Daarnaast bepleit Hillrom dat ook indien zij geen contact had opgenomen met Hillrom US en Fidelity, de omzetting van dit deel van de RSU’s aan [eiseres] was teruggedraaid. Volgens Hillrom is het de heer John A. [eiseres] – vice president, Total Rewards bij Hillrom US (hierna: de heer [eiseres] ) – geweest die heeft besloten de omzetting van de aan [eiseres] toegekende RSU’s terug te draaien.
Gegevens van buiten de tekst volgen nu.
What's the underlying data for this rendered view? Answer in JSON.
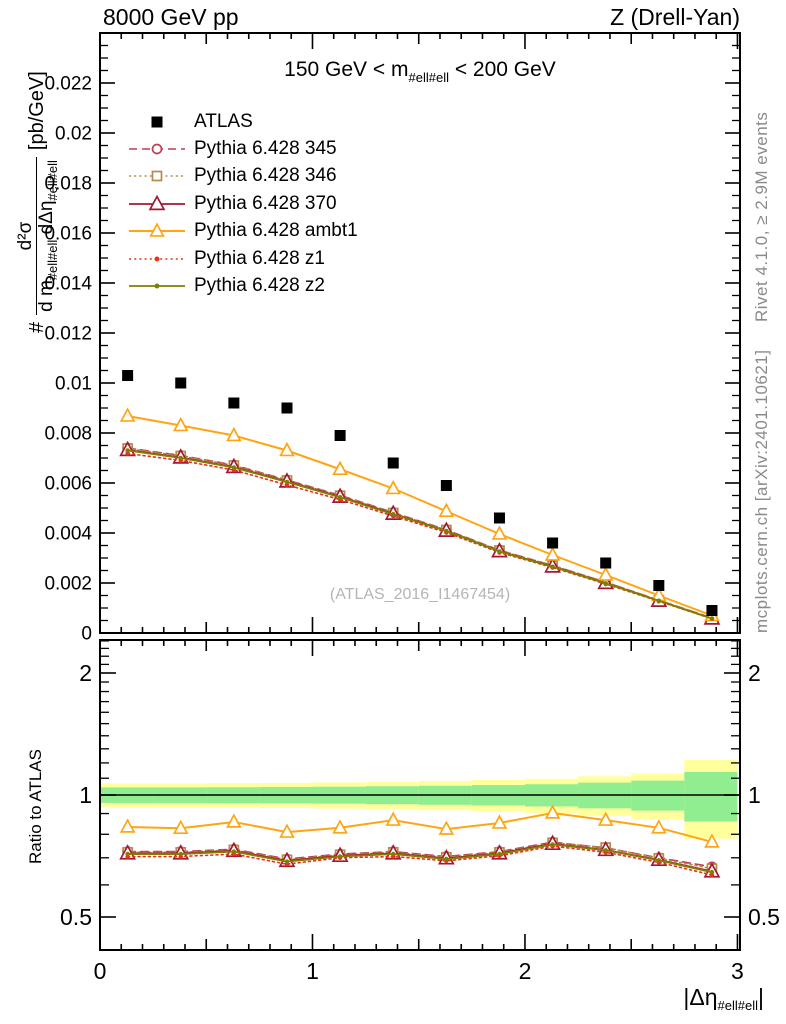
{
  "header": {
    "left": "8000 GeV pp",
    "right": "Z (Drell-Yan)"
  },
  "title": {
    "pre": "150 GeV < m",
    "sub": "#ell#ell",
    "post": " < 200 GeV"
  },
  "notes": {
    "rivet": "Rivet 4.1.0, ≥ 2.9M events",
    "mcplots": "mcplots.cern.ch [arXiv:2401.10621]"
  },
  "watermark": "(ATLAS_2016_I1467454)",
  "ylabel": {
    "prefix": "#",
    "num": "d²σ",
    "den_pre": "d m",
    "den_sub1": "#ell#ell",
    "den_mid": " dΔη",
    "den_sub2": "#ell#ell",
    "units": "[pb/GeV]"
  },
  "ratio_ylabel": "Ratio to ATLAS",
  "xlabel": {
    "pre": "|Δη",
    "sub": "#ell#ell",
    "post": "|"
  },
  "chart_data": {
    "type": "line",
    "title": "150 GeV < m_#ell#ell < 200 GeV",
    "xlabel": "|delta-eta_ll|",
    "ylabel": "# d2sigma / (d m_ll dDelta-eta_ll) [pb/GeV]",
    "xlim": [
      0,
      3.012
    ],
    "ylim_main": [
      0,
      0.024
    ],
    "ylim_ratio": [
      0.42,
      2.42
    ],
    "ratio_scale": "log",
    "x": [
      0.13,
      0.38,
      0.63,
      0.88,
      1.13,
      1.38,
      1.63,
      1.88,
      2.13,
      2.38,
      2.63,
      2.88
    ],
    "series": [
      {
        "name": "ATLAS",
        "color": "#000000",
        "marker": "square-filled",
        "line": "none",
        "msize": 11,
        "lw": 1.6,
        "values": [
          0.0103,
          0.01,
          0.0092,
          0.009,
          0.0079,
          0.0068,
          0.0059,
          0.0046,
          0.0036,
          0.0028,
          0.0019,
          0.0009
        ],
        "ratio": null
      },
      {
        "name": "Pythia 6.428 345",
        "color": "#c13b52",
        "marker": "circle-open",
        "line": "dash",
        "msize": 9,
        "lw": 1.6,
        "values": [
          0.0074,
          0.0071,
          0.00672,
          0.00612,
          0.00551,
          0.00482,
          0.00413,
          0.00331,
          0.0027,
          0.00203,
          0.00131,
          0.0006
        ],
        "ratio": [
          0.725,
          0.725,
          0.735,
          0.695,
          0.715,
          0.725,
          0.705,
          0.725,
          0.765,
          0.74,
          0.7,
          0.665
        ]
      },
      {
        "name": "Pythia 6.428 346",
        "color": "#b18c4a",
        "marker": "square-open",
        "line": "dot",
        "msize": 9,
        "lw": 1.6,
        "values": [
          0.00738,
          0.00708,
          0.0067,
          0.0061,
          0.00549,
          0.0048,
          0.00412,
          0.0033,
          0.0027,
          0.00204,
          0.00131,
          0.0006
        ],
        "ratio": [
          0.722,
          0.722,
          0.732,
          0.692,
          0.712,
          0.722,
          0.702,
          0.722,
          0.762,
          0.742,
          0.698,
          0.658
        ]
      },
      {
        "name": "Pythia 6.428 370",
        "color": "#a31832",
        "marker": "triangle-open",
        "line": "solid",
        "msize": 12,
        "lw": 1.7,
        "values": [
          0.00732,
          0.00702,
          0.00664,
          0.00606,
          0.00545,
          0.00477,
          0.00409,
          0.00327,
          0.00266,
          0.002,
          0.00129,
          0.00058
        ],
        "ratio": [
          0.718,
          0.718,
          0.728,
          0.688,
          0.708,
          0.718,
          0.698,
          0.718,
          0.758,
          0.732,
          0.692,
          0.648
        ]
      },
      {
        "name": "Pythia 6.428 ambt1",
        "color": "#ffa513",
        "marker": "triangle-open",
        "line": "solid",
        "msize": 11,
        "lw": 2,
        "values": [
          0.00868,
          0.0083,
          0.0079,
          0.0073,
          0.00655,
          0.00578,
          0.00487,
          0.00396,
          0.00312,
          0.00232,
          0.0015,
          0.0007
        ],
        "ratio": [
          0.834,
          0.828,
          0.858,
          0.81,
          0.83,
          0.867,
          0.824,
          0.853,
          0.903,
          0.867,
          0.83,
          0.766
        ]
      },
      {
        "name": "Pythia 6.428 z1",
        "color": "#e5341b",
        "marker": "dot",
        "line": "dot",
        "msize": 4.5,
        "lw": 1.6,
        "values": [
          0.00718,
          0.0069,
          0.00652,
          0.00592,
          0.00534,
          0.00468,
          0.00402,
          0.00322,
          0.00262,
          0.00196,
          0.00127,
          0.00057
        ],
        "ratio": [
          0.705,
          0.705,
          0.715,
          0.675,
          0.7,
          0.705,
          0.688,
          0.708,
          0.748,
          0.722,
          0.682,
          0.635
        ]
      },
      {
        "name": "Pythia 6.428 z2",
        "color": "#7f7f00",
        "marker": "dot",
        "line": "solid",
        "msize": 4.5,
        "lw": 1.8,
        "values": [
          0.0073,
          0.007,
          0.00662,
          0.00604,
          0.00543,
          0.00475,
          0.00408,
          0.00326,
          0.00265,
          0.00199,
          0.00129,
          0.00058
        ],
        "ratio": [
          0.715,
          0.715,
          0.725,
          0.685,
          0.705,
          0.715,
          0.695,
          0.715,
          0.755,
          0.73,
          0.69,
          0.645
        ]
      }
    ],
    "bands": {
      "edges": [
        0,
        0.25,
        0.5,
        0.75,
        1.0,
        1.25,
        1.5,
        1.75,
        2.0,
        2.25,
        2.5,
        2.75,
        3.0
      ],
      "yellow_hw": [
        0.068,
        0.068,
        0.069,
        0.071,
        0.074,
        0.078,
        0.083,
        0.089,
        0.097,
        0.112,
        0.13,
        0.22
      ],
      "green_hw": [
        0.044,
        0.044,
        0.045,
        0.046,
        0.048,
        0.051,
        0.054,
        0.058,
        0.063,
        0.073,
        0.085,
        0.14
      ],
      "yellow": "#ffff9e",
      "green": "#90ed90"
    },
    "axes": {
      "x": {
        "majors": [
          0,
          1,
          2,
          3
        ],
        "mediums": [
          0.5,
          1.5,
          2.5
        ],
        "minor_step": 0.1
      },
      "y_main": {
        "major_step": 0.002,
        "minor_step": 0.0005
      },
      "y_ratio": {
        "labeled": [
          0.5,
          1,
          2
        ],
        "minors": [
          0.6,
          0.7,
          0.8,
          0.9,
          1.1,
          1.2,
          1.3,
          1.4,
          1.5,
          1.6,
          1.7,
          1.8,
          1.9,
          2.1,
          2.2,
          2.3,
          2.4
        ]
      }
    },
    "colors": {
      "frame": "#000000",
      "ref_line": "#000000"
    }
  }
}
De heer [eiseres] was vanuit Hillrom US betrokken bij de onderhandelingen over de VSO. Het is immers niet Hillrom zelf, maar Hillrom US die over de RSU’s en de aandelen gaat. [eiseres] heeft deze door Hillrom gestelde gang van zaken onvoldoende weersproken. Daarmee is het causaal verband tussen het handelen van Hillrom en de door [eiseres] geleden schade niet komen vast te staan. De vordering van [eiseres] kan dan ook niet worden toegewezen op basis van wanprestatie.
4.17.
Dit alles betekent dat de vordering van [eiseres] tot betaling van € 131.969,34 wordt afgewezen. Ook de vordering tot het treffen van maatregelen wordt afgewezen.
Kosten
4.18.
Omdat partijen over en weer op punten in het gelijk en in het ongelijk zijn gesteld, worden de proceskosten tussen hen gecompenseerd, in de zin dat iedere partij haar eigen proceskosten draagt.

5.De beslissing

De rechtbank
5.1.
veroordeelt Hillrom tot betaling aan [eiseres] van € 60.149,00, vermeerderd met de wettelijke rente over dat bedrag vanaf de dagvaarding tot de dag van algehele voldoening,
5.2.
compenseert de proceskosten tussen partijen, in de zin dat iedere partij de eigen proceskosten draagt,
5.3.
verklaart de betalingsveroordeling onder 5.1 uitvoerbaar bij voorraad,
5.4.
wijst het meer of anders gevorderde af.
Dit vonnis is gewezen door mr. H.J. Schaberg, rechter, bijgestaan door mr. L.J.P.C. Silven, griffier, en in het openbaar uitgesproken op 9 november 2022.